The Romantic Machine

Tonight at the New York Public Library, John Tresch, a teacher in department of History and Sociology of Science at the University of Pennsylvania, discusses his new book, The Romantic Machine , with philosopher Simon Critchley, a Professor of Philosophy at The New School, where he teaches courses on continental philosophy, phenomenology, the ethical and the political.

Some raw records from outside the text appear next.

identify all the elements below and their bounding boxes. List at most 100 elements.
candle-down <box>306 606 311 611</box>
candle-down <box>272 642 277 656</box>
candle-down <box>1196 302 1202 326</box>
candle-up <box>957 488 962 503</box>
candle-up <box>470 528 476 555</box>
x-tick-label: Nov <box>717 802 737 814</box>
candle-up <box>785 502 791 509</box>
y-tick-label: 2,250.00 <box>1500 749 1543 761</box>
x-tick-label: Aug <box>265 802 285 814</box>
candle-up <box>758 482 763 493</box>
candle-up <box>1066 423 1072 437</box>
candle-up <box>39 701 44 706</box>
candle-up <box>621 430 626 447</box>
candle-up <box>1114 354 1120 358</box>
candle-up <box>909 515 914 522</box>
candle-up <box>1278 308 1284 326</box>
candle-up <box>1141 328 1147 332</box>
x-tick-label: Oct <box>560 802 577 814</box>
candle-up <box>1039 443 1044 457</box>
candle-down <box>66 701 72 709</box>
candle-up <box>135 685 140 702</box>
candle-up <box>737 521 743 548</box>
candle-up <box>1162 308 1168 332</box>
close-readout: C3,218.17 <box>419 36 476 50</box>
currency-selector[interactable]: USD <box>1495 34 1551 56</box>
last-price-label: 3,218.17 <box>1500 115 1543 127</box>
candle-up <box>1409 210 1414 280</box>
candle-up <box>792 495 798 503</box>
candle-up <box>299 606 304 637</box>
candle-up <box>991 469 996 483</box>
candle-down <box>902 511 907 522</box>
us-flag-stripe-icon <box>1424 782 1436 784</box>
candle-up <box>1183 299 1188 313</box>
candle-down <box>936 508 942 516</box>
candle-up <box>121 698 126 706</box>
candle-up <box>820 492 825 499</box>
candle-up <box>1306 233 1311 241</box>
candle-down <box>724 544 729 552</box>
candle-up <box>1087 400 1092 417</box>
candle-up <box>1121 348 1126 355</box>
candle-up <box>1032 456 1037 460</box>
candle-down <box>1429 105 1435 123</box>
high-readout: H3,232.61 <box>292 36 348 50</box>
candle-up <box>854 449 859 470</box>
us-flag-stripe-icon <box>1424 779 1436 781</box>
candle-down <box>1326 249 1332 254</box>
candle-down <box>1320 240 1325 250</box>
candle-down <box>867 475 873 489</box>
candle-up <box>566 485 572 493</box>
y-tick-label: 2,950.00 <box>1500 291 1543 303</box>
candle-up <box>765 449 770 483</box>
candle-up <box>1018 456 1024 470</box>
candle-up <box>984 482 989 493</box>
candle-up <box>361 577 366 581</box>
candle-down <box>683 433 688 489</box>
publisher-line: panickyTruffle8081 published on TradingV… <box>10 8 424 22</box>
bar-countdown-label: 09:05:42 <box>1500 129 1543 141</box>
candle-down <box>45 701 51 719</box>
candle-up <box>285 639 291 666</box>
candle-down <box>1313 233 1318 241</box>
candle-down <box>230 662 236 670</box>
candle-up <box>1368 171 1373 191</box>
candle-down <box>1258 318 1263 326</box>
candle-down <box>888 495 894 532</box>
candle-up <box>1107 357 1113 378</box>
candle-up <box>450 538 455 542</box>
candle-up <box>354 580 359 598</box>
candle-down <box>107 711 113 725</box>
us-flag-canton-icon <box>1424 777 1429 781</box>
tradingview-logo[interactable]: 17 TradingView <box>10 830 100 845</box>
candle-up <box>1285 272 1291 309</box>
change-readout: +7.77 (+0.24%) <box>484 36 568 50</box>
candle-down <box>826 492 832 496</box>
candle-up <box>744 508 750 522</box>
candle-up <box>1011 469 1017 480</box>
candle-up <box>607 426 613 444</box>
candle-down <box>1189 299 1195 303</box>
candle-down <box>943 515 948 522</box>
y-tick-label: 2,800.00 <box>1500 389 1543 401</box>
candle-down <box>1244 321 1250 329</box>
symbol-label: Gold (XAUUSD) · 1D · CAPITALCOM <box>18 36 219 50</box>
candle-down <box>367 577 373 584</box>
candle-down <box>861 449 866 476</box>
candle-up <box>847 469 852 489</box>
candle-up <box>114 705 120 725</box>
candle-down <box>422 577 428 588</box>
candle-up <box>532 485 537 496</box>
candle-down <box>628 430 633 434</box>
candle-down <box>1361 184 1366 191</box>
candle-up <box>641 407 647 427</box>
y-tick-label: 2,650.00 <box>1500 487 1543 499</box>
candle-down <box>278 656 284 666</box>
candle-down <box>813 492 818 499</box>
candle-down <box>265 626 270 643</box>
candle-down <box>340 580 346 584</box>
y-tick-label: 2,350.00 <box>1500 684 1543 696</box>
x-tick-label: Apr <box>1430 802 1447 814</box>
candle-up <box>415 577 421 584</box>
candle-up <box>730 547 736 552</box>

“With The Romantic Machine, John Tresch fulfills the goal of most recent history of science: to show that when you follow scientific achievements you end up describing a whole culture, including its literature and arts”.  Bruno Latour Sciences, Po Paris

John Tresch | The Romantic Machine, Utopian Science and Technology after Napoleon

“Tresch looks at how new conceptions of energy, instrumentality, and association fueled such diverse developments as fantastic literature, popular astronomy, grand opera, positivism, utopian socialism, and the Revolution of 1848.”

“Previous scholars have viewed romanticism and industrialization in opposition, but in this groundbreaking volume John Tresch reveals how thoroughly entwined science and the arts were in early nineteenth-century France and how they worked together to unite a fractured society.”

As the fields of science and arts continue to converge in our modern culture, what’s your take on John Tresch’s new research and philosophy on the history of the subjects’ interplay?